# Building Frame and Panel Table Top



## Rayy (Nov 4, 2009)

I want to build a 40 in by 40 in Table Top but not out of plywood. So I figured my best possible bet will be to build a table top using multiple boards next to each other. I plan to use a frame and panel design, where I slide the boards next to each other. I have not worked out the details yet because I am not sure how I should do this.

So here are my options when placing the boards next to each other:
1. Use a dovetail edge joint along the sides to connect the boards into one.
2. Use a splined edge joint along the sides to connect the boards into one
3. Don't connect the boards into one and use the frame to hold the boards together.

If you have better suggestions I'd consider them.

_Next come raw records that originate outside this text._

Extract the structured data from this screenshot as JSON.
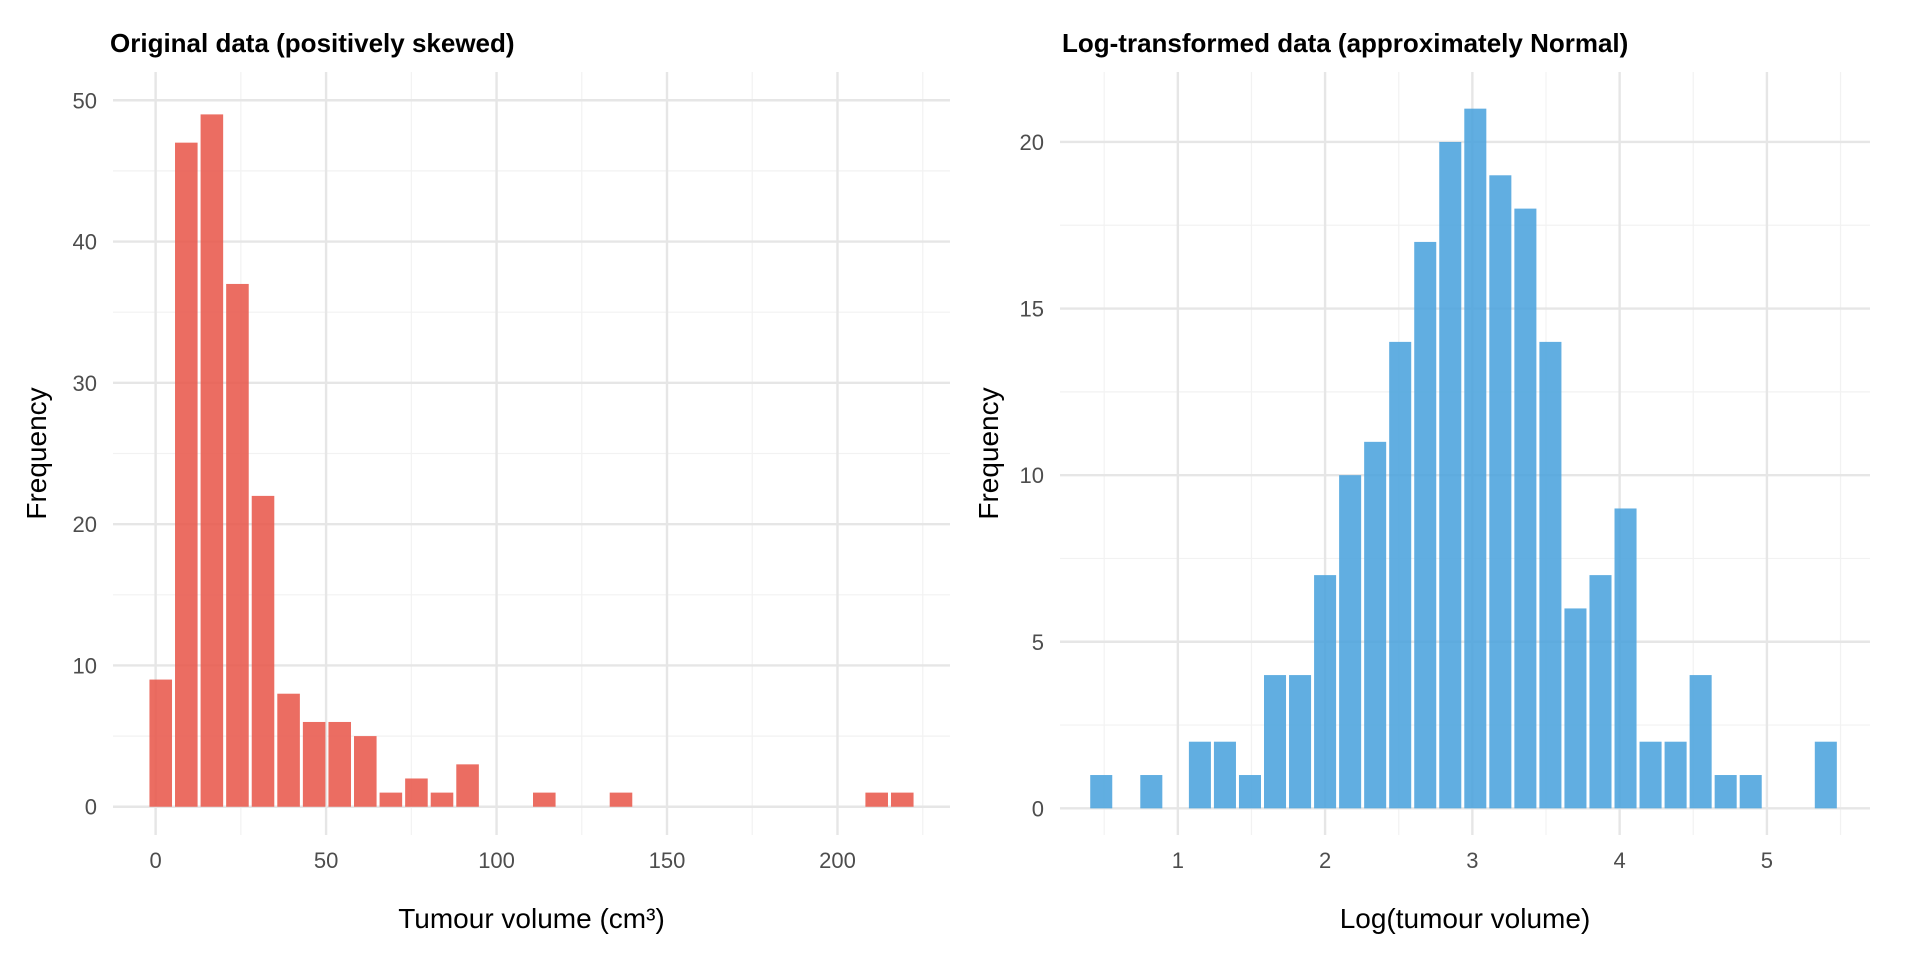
{
  "chart_data": [
    {
      "type": "bar",
      "title": "Original data (positively skewed)",
      "xlabel": "Tumour volume (cm³)",
      "ylabel": "Frequency",
      "color": "#E8594C",
      "xlim": [
        -12.5,
        233
      ],
      "ylim": [
        -2,
        52
      ],
      "x_ticks": [
        0,
        50,
        100,
        150,
        200
      ],
      "x_tick_labels": [
        "0",
        "50",
        "100",
        "150",
        "200"
      ],
      "y_ticks": [
        0,
        10,
        20,
        30,
        40,
        50
      ],
      "y_tick_labels": [
        "0",
        "10",
        "20",
        "30",
        "40",
        "50"
      ],
      "bin_width": 7.5,
      "bins": [
        {
          "x": 1.5,
          "count": 9
        },
        {
          "x": 9,
          "count": 47
        },
        {
          "x": 16.5,
          "count": 49
        },
        {
          "x": 24,
          "count": 37
        },
        {
          "x": 31.5,
          "count": 22
        },
        {
          "x": 39,
          "count": 8
        },
        {
          "x": 46.5,
          "count": 6
        },
        {
          "x": 54,
          "count": 6
        },
        {
          "x": 61.5,
          "count": 5
        },
        {
          "x": 69,
          "count": 1
        },
        {
          "x": 76.5,
          "count": 2
        },
        {
          "x": 84,
          "count": 1
        },
        {
          "x": 91.5,
          "count": 3
        },
        {
          "x": 114,
          "count": 1
        },
        {
          "x": 136.5,
          "count": 1
        },
        {
          "x": 211.5,
          "count": 1
        },
        {
          "x": 219,
          "count": 1
        }
      ]
    },
    {
      "type": "bar",
      "title": "Log-transformed data (approximately Normal)",
      "xlabel": "Log(tumour volume)",
      "ylabel": "Frequency",
      "color": "#4BA3DD",
      "xlim": [
        0.2,
        5.7
      ],
      "ylim": [
        -0.8,
        22.1
      ],
      "x_ticks": [
        1,
        2,
        3,
        4,
        5
      ],
      "x_tick_labels": [
        "1",
        "2",
        "3",
        "4",
        "5"
      ],
      "y_ticks": [
        0,
        5,
        10,
        15,
        20
      ],
      "y_tick_labels": [
        "0",
        "5",
        "10",
        "15",
        "20"
      ],
      "bin_width": 0.17,
      "bins": [
        {
          "x": 0.48,
          "count": 1
        },
        {
          "x": 0.82,
          "count": 1
        },
        {
          "x": 1.15,
          "count": 2
        },
        {
          "x": 1.32,
          "count": 2
        },
        {
          "x": 1.49,
          "count": 1
        },
        {
          "x": 1.66,
          "count": 4
        },
        {
          "x": 1.83,
          "count": 4
        },
        {
          "x": 2.0,
          "count": 7
        },
        {
          "x": 2.17,
          "count": 10
        },
        {
          "x": 2.34,
          "count": 11
        },
        {
          "x": 2.51,
          "count": 14
        },
        {
          "x": 2.68,
          "count": 17
        },
        {
          "x": 2.85,
          "count": 20
        },
        {
          "x": 3.02,
          "count": 21
        },
        {
          "x": 3.19,
          "count": 19
        },
        {
          "x": 3.36,
          "count": 18
        },
        {
          "x": 3.53,
          "count": 14
        },
        {
          "x": 3.7,
          "count": 6
        },
        {
          "x": 3.87,
          "count": 7
        },
        {
          "x": 4.04,
          "count": 9
        },
        {
          "x": 4.21,
          "count": 2
        },
        {
          "x": 4.38,
          "count": 2
        },
        {
          "x": 4.55,
          "count": 4
        },
        {
          "x": 4.72,
          "count": 1
        },
        {
          "x": 4.89,
          "count": 1
        },
        {
          "x": 5.4,
          "count": 2
        }
      ]
    }
  ]
}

I'm looking for suggestions and problems with the design. The table top is used for a general table that I will be working on, eating on, drinking beer on. Because there are drinks on the table I expect spill and things like that. My main concern is how to deal with the spills and if they will damage the integrity of the top over time. Especially getting between the cracks.

I have not thought exactly on how I will connect the frame to the panel, but I was thinking of using 4 roughly 10 in x 40 in boards laid side to side to make the 40 in x 40 in table top (of course not taking into consideration sizes for the frame).


----------



## sbryan55 (Dec 8, 2007)

Ray, you may be trying to over complicate the construction of the top, in my opinion. If I were doing a top like this I would simply joint and edge glue the boards. Gluing long grain boards in this fashion produces a joint that is stronger than the wood itself. But if you want a reinforced joint then going with a , spline and groove would be the best proposal of the three that you have listed.

And you can certainly create a frame and panel of this size without any problem but the panel will need to float in the frame to allow for the panel's expansion/contraction.

Here is a cabinet that I built for our laundry room. The top of the cabinet measures 30" x 42" and it was produced simply by edge gluing the individual boards.










One thing I would change if I were doing a counter top of the size you are wanting is to rip the individual boards to 6" or less in width to minimize potential cupping down the road.


----------



## opalko (Feb 2, 2010)

Did you ever decide how to build the top you were considering? I am looking at a similar frame & panel top and am curious how others have done it.


----------



## Loren (May 30, 2008)

I'm sitting at a table with a frame and panel top right now - and
it's at least 120 years old and holding up well, though in need of
some re-gluing.

Each panel has a cock-bead around the edges.


----------